The researchers propose that therapies aimed at enhancing glycolytic metabolism in Schwann cells could strengthen axons or act preventively in contexts where axons are especially vulnerable—examples include chemotherapy-induced peripheral neuropathy and diabetic neuropathy. Because the pathway is regulated by nutrient and energy sensors, these results may also help explain how lifestyle factors such as diet and exercise influence peripheral axon health.
Co-author Keit Men Wong, PhD, completed doctoral research at the HJKRI and is now a postdoctoral researcher at the University Medical Center Göttingen.
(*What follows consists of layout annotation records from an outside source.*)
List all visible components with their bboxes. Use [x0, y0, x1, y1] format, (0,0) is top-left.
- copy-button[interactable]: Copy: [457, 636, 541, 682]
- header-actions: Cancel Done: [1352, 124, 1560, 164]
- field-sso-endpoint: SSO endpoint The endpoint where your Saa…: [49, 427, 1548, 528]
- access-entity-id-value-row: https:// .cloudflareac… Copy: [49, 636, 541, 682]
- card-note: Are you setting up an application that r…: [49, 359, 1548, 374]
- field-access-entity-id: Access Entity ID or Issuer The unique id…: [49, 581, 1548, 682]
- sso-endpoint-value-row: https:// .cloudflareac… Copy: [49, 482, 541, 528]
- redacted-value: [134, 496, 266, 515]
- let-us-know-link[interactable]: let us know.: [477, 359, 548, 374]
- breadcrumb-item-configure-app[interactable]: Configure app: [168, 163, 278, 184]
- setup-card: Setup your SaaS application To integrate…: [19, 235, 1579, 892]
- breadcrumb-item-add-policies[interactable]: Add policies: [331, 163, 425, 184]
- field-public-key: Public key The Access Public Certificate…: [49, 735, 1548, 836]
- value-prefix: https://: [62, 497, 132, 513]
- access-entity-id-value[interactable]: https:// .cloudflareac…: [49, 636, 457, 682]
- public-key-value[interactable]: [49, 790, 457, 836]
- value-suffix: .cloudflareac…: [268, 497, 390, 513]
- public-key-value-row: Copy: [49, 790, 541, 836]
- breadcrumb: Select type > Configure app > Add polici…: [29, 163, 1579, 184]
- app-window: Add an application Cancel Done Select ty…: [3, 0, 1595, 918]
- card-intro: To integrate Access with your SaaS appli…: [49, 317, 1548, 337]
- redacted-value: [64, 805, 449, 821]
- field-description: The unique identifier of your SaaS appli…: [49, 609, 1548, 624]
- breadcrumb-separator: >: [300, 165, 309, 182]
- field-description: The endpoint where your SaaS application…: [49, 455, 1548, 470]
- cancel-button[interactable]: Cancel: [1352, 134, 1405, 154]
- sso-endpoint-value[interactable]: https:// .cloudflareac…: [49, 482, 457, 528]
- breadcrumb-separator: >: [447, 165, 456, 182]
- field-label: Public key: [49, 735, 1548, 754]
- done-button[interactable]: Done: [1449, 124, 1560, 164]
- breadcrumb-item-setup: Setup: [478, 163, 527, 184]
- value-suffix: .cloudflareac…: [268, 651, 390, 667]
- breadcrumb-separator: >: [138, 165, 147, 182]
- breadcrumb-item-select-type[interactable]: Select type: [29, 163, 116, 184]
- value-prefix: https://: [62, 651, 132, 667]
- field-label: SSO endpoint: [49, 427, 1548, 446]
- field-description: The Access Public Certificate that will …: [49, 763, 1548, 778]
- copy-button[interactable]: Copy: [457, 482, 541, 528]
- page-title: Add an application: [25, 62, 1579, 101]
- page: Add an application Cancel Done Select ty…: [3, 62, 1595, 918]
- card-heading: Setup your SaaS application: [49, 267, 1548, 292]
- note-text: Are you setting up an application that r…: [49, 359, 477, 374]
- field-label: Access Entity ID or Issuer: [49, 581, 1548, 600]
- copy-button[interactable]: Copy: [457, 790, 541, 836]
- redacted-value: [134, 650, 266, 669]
Funding: This work was supported by grants from the Muscular Dystrophy Association awarded to Bogdan Beirowski and Elisabetta Babetto.
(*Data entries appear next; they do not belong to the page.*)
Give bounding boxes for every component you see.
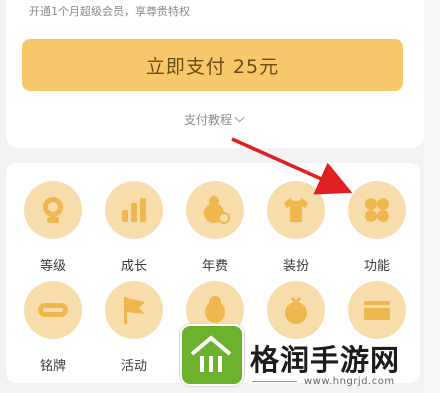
watermark-divider [252,381,297,382]
watermark-url: www.hngrjd.com [304,376,395,387]
watermark-site-name: 格润手游网 [250,343,401,377]
watermark-logo [180,324,244,386]
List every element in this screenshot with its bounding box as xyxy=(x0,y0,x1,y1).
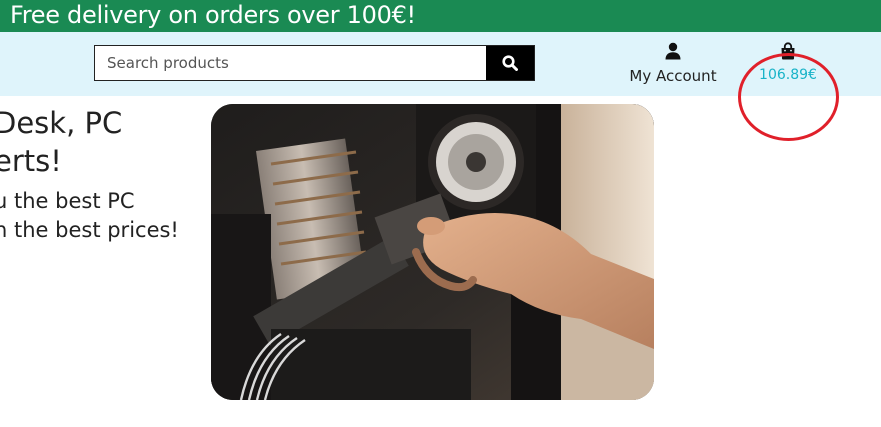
site-header: My Account 106.89€ xyxy=(0,32,881,141)
my-account-link[interactable]: My Account xyxy=(625,42,721,85)
shopping-bag-icon xyxy=(748,42,828,64)
hero-heading-line: erts! xyxy=(0,144,62,178)
hero-image xyxy=(211,104,654,400)
hero-text: u the best PC n the best prices! xyxy=(0,187,179,245)
promo-text: Free delivery on orders over 100€! xyxy=(10,1,416,29)
shopping-bag-link[interactable]: 106.89€ xyxy=(748,42,828,83)
my-account-label: My Account xyxy=(629,67,717,85)
search-input[interactable] xyxy=(95,46,487,80)
bag-total: 106.89€ xyxy=(759,67,817,83)
search-icon xyxy=(502,55,518,71)
user-icon xyxy=(625,42,721,64)
hero-heading-line: Desk, PC xyxy=(0,106,123,140)
hero-heading: Desk, PC erts! xyxy=(0,104,122,180)
promo-banner: Free delivery on orders over 100€! xyxy=(0,0,881,32)
hero-text-line: u the best PC xyxy=(0,189,135,213)
search-button[interactable] xyxy=(486,46,534,80)
hero-text-line: n the best prices! xyxy=(0,218,179,242)
search-bar xyxy=(94,45,535,81)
The Hunter James Kelly Research Institute (HJKRI) is named in memory of Hunter Kelly, the son of former Buffalo Bills quarterback Jim Kelly. Hunter died at age 8 in 2005 from complications of Krabbe disease.
About this neurology research article
Source:
University at Buffalo
Contacts:
Ellen Goldbaum – University at Buffalo
Image Source:
Image credited to Elisabetta Babetto, HJKRI.
Original Research:
“A glycolytic shift in Schwann cells supports injured axons” by Elisabetta Babetto, Keit Men Wong & Bogdan Beirowski. Published in Nature Neuroscience.
Abstract (summary)
Axon degeneration is a defining feature of many neurodegenerative disorders. Contrary to the idea that axon degeneration is governed solely by neuron-intrinsic mechanisms, this study shows Schwann cells protect injured axons through a pronounced upregulation of glycolysis. This glial glycolytic response, coupled with enhanced metabolic coupling between axon and glia, sustains axon survival. The shift is largely controlled by mTORC1 and downstream transcription factors HIF-1α and c-Myc, which drive glycolytic gene expression. Modulating glial glycolysis through this pathway was sufficient to speed or delay axon degeneration in rodent models, revealing a non–cell-autonomous metabolic mechanism that influences the fate of injured axons.